The manufacture of the drug Captagon in the heart of the Syrian regime’s territory has become a story of a great commercial gain for an economy that is growing to compete with the gross domestic product of the Syrian economy, but in return it turns Syria into a country of drugs, according to a report from the British Guardian newspaper.

The newspaper pointed out that the “consignment of pomegranate” confiscated by Saudi Arabia once again shed light on drug smuggling from Lebanon and Syria, and how quickly they are turning into drug countries if they are not already within this definition.

At least 15 other shipments of drugs have been intercepted in the Middle East and Europe in the past two years, and six police and intelligence officials in the Middle East and Europe told the newspaper that all shipments originated from Syria or across the border in Lebanon, where cross-border gangs formed that manufacture and distribute quantities of Drugs on an industrial scale.

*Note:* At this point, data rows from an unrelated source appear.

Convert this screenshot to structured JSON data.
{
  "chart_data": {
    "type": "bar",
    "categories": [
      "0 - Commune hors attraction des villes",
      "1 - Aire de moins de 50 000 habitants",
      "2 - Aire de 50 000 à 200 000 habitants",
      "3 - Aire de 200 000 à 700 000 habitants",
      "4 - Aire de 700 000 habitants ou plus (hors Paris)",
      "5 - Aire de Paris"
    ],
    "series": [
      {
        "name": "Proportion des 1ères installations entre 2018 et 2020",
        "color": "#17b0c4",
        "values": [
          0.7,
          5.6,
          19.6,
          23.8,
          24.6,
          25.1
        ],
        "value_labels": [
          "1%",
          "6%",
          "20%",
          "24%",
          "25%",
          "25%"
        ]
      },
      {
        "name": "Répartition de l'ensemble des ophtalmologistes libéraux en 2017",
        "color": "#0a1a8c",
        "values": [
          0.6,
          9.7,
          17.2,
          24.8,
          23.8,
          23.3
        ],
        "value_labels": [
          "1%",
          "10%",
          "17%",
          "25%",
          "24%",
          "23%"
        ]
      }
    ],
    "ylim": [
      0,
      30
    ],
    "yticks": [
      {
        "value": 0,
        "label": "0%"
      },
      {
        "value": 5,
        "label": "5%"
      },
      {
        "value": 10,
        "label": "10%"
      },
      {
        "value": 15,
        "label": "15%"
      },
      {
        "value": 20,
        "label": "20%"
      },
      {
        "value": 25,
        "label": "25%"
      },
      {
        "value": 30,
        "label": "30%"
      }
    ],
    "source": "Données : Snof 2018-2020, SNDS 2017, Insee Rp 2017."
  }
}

Captagon is one of several brand names for the drug compound phenethylene hydrochloride. It is a stimulant with addictive properties.

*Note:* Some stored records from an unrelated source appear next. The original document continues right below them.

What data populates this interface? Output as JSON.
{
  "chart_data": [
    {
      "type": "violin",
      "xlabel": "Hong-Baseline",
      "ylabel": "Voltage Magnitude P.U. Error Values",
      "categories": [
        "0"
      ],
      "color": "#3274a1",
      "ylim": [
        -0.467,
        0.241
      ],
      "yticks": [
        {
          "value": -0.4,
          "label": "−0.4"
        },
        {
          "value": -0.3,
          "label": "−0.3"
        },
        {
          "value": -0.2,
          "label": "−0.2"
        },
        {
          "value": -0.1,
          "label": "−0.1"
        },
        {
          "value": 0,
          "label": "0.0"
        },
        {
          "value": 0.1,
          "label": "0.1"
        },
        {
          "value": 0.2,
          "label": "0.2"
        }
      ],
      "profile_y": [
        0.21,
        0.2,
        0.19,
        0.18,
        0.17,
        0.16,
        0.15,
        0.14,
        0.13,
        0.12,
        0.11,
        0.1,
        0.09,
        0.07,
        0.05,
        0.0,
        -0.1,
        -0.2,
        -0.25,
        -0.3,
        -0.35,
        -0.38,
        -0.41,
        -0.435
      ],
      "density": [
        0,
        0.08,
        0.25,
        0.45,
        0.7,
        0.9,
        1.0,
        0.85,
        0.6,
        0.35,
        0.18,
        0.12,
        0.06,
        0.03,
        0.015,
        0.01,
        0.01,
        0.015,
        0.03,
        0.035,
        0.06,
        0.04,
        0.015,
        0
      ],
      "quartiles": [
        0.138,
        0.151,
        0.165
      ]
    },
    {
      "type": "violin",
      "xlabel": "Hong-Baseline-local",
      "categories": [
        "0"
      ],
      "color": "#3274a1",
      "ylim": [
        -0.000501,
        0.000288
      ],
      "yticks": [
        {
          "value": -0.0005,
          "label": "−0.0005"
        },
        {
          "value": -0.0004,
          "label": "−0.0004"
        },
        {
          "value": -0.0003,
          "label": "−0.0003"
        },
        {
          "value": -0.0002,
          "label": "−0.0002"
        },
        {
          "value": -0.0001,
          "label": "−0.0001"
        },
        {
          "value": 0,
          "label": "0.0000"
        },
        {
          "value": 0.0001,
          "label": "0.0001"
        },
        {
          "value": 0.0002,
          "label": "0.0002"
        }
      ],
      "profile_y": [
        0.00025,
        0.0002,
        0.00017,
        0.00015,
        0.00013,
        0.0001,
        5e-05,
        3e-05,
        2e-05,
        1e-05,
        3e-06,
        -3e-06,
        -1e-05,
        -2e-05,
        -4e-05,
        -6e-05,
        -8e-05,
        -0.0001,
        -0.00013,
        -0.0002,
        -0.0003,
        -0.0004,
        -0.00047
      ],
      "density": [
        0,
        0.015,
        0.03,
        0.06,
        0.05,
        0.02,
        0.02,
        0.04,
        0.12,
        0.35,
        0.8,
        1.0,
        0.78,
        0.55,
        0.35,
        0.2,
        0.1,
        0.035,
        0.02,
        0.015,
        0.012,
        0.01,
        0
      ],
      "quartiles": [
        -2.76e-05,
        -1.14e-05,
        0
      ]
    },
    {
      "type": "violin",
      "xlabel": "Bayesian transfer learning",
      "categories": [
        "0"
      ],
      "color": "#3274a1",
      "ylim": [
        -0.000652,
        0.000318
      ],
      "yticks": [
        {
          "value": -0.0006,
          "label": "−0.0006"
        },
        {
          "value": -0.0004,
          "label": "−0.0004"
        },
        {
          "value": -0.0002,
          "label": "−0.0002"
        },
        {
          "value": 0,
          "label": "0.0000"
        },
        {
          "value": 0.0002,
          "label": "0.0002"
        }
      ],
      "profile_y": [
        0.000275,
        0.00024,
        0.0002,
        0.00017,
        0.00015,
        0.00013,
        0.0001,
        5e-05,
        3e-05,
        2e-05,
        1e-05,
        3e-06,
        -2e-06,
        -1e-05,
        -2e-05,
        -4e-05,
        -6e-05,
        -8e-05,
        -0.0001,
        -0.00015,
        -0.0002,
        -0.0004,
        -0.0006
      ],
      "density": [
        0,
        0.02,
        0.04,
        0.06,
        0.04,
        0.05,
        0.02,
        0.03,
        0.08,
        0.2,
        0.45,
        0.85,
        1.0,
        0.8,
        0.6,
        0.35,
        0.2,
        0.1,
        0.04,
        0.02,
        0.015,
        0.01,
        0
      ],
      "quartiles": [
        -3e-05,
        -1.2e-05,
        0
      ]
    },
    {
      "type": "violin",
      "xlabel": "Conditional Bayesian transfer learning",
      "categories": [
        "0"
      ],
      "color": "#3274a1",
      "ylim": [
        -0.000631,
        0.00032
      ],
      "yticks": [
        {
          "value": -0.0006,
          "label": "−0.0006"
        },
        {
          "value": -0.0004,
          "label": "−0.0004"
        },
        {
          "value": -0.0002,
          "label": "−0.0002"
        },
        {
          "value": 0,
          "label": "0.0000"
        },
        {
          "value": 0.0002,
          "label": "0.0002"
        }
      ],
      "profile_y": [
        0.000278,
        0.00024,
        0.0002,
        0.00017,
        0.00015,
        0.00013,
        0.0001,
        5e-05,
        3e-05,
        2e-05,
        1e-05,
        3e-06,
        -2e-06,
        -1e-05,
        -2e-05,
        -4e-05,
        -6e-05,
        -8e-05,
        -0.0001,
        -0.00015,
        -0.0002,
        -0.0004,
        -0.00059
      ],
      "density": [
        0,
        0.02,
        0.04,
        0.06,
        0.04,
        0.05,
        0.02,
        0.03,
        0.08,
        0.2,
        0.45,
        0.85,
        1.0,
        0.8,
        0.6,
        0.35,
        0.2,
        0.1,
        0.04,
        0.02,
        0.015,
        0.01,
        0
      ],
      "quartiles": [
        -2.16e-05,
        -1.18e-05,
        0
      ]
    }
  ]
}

The newspaper said that the border between the two countries is lawless and smugglers operate with the complicity of officials on both sides. Smugglers transport hashish and Captagon along a road that extends from the Lebanese Bekaa Valley, the Syrian border town of Qusayr, and the roads north through the Alawi stronghold of the Assad regime, towards the ports of Latakia and Tartus.

Latakia in particular has come under intense scrutiny by European and US police and intelligence agencies. Nevertheless, smuggling operations occurred and were later thwarted, including five tons of Captagon tablets found in Greece in July 2019, a similar amount in Dubai in subsequent months, and four tons of hashish that were discovered in the Egyptian city of Port Said in April 2020, packed in milk cartons. . At the time, the company was owned by regime tycoon Rami Makhlouf.

There was also a Captagon shipment bound for Saudi Arabia hidden in tea leaves, as well as shipments seized in Romania, Jordan, Bahrain and Turkey.

In July of last year, the largest quantity of drugs ever, with a financial value of more than one billion dollars, was intercepted in the Italian port of Salerno, and the Italian port was a stopping point on the way of the shipment before it was transferred to Dubai.

The newspaper said that a report by the research organization, the Center for Operational Analysis and Research, indicated that Syria is the global center for Captagon production.

According to the report, Captagon seized at least $3.46 billion in 2020.

Although trafficking in Captagon was previously among the sources of funding used by armed groups, consolidating territorial control has enabled the Assad regime and its key allies to further profit from the Syrian drug trade.